Yoksa Yasa Koyucu tarafından 2.7.1973 tarihinde 1753 sayılı Yasa ile getirilen “Ancak evliliğin son bulması ile kocasından da aylık almağa hak kazanan kimseye bu aylıklardan fazla olanı ödenir” kesme nedeni, bertaraf edilmek istenmemiştir. Bu kural daha sonra 4958 sayılı Yasa değişikliğinde de korunmuştur. Geçici Madde 91 hükmü ile “evliliğin son bulması ile kocasından da aylık almağa hak kazanan kimseye bu aylıklardan fazla olanı ödenir” hükmü çelişmediği gibi yürürlükten de kaldırılmamıştır. Geçici 91. maddede ayrıca, “evliliğin son bulması ile kocasından da aylık almağa hak kazanan kimseye bu aylıklardan fazla olanı ödenir” hükmünün yazılmaması bir eksiklik olmadığı gibi ayrıca yazılmasına da gerek yoktur.
21. Hukuk Dairesi de, 25.03.2013 tarih, 2011/6787 Esas, 2013/3264 Karar sayılı dosyasında benzer görüşlere yer vermiştir.
Bu karara göre: “506 Sayılı Yasaya 02.07.2005 tarih ve 5386 sayılı Yasayla eklenen geçici 91.madde hükmü, kız çocuklarına 06.08.2003 tarihinden önce bağlanan gelir ve aylıkların kendi çalışmaları dışında sosyal güvenlik kuruluşlarından gelir veya aylık almaları halinde kesilmeyeceği yönündedir.
506 sayılı Yasaya eklenen geçici 91. maddesi 506 sayılı Yasa’nın 68. maddesini yürürlükten kaldırmamıştır. 06.08.2003 tarihinden önce de yasal engel nedeniyle kız çocuklarına her iki aylığın bağlanması mümkün değildir. Geçici 91. maddede sözü edilen gelir ve aylıklar daha önce yasal engel bulunmaması nedeniyle iki ayrı sosyal güvenlik yasası kapsamında bağlanan aylıklardır.
Mahkemenin 506 sayılı Yasanın 68. (5510 sayılı Yasanın 54/5) maddelerini göz ardı ederek davanın reddi yerine yazılı şekilde hüküm kurması isabetsizdir”
Daire çoğunluğu görüşü kabul edilecek olursa, SSK sigortalılarının kız çocukları hem eşinden hem de ana/babasından aylık alacak iken, Bağ-Kur ve Emekli Sandığı sigortalılarının kız çocuklarına ise bu aylıklardan sadece yüksek olanı ödenecek ve kız çocukları arasında büyük bir eşitsizlik yaratılacaktır. Ayrıca, 5510 sayılı Yasa döneminde, sadece yüksek olan aylık alınabildiği için, 5510 sayılı Yasanın yürürlüğe girdiği 1.10.2008 öncesine göre de kız çocuklarının ölüm aylıklarında farklılıklar ortaya çıkacaktır.

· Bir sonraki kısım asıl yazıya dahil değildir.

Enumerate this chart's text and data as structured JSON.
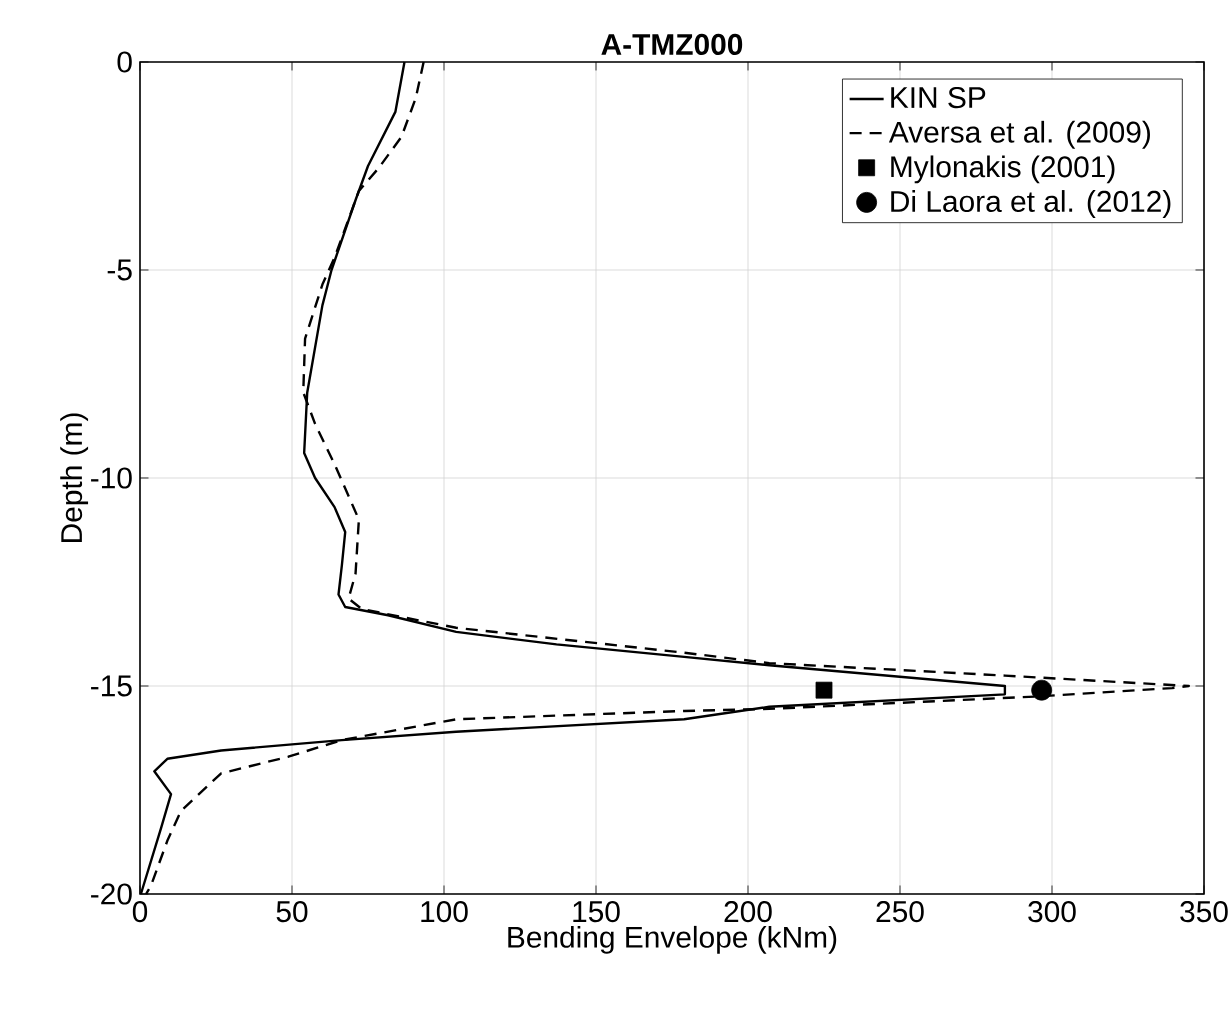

Sonuç olarak, 2.7.1973 tarihinde 1753 sayılı Yasa ile getirilen “evliliğin son bulması ile kocasından da aylık almağa hak kazanan kimseye bu aylıklardan fazla olanı ödenir” hükmü yürürlükten kalkmamıştır. Belki, bu tarihten önce hak kazanılan gelir veya aylıklar kazanılmış hak sayılabilir. 2.7.1973 tarihinden sonra hem eşten hem de ana/babadan gelir veya aylığın ikisi bir arada alınamayacaktır. Bu anlamda 5510 sayılı Yasanın Geçici 1. madde kapsamında korunacak kazınılmış hak da olmadığı görüşünde olduğumdan sayın çoğunluğun görüşüne katılmıyorum.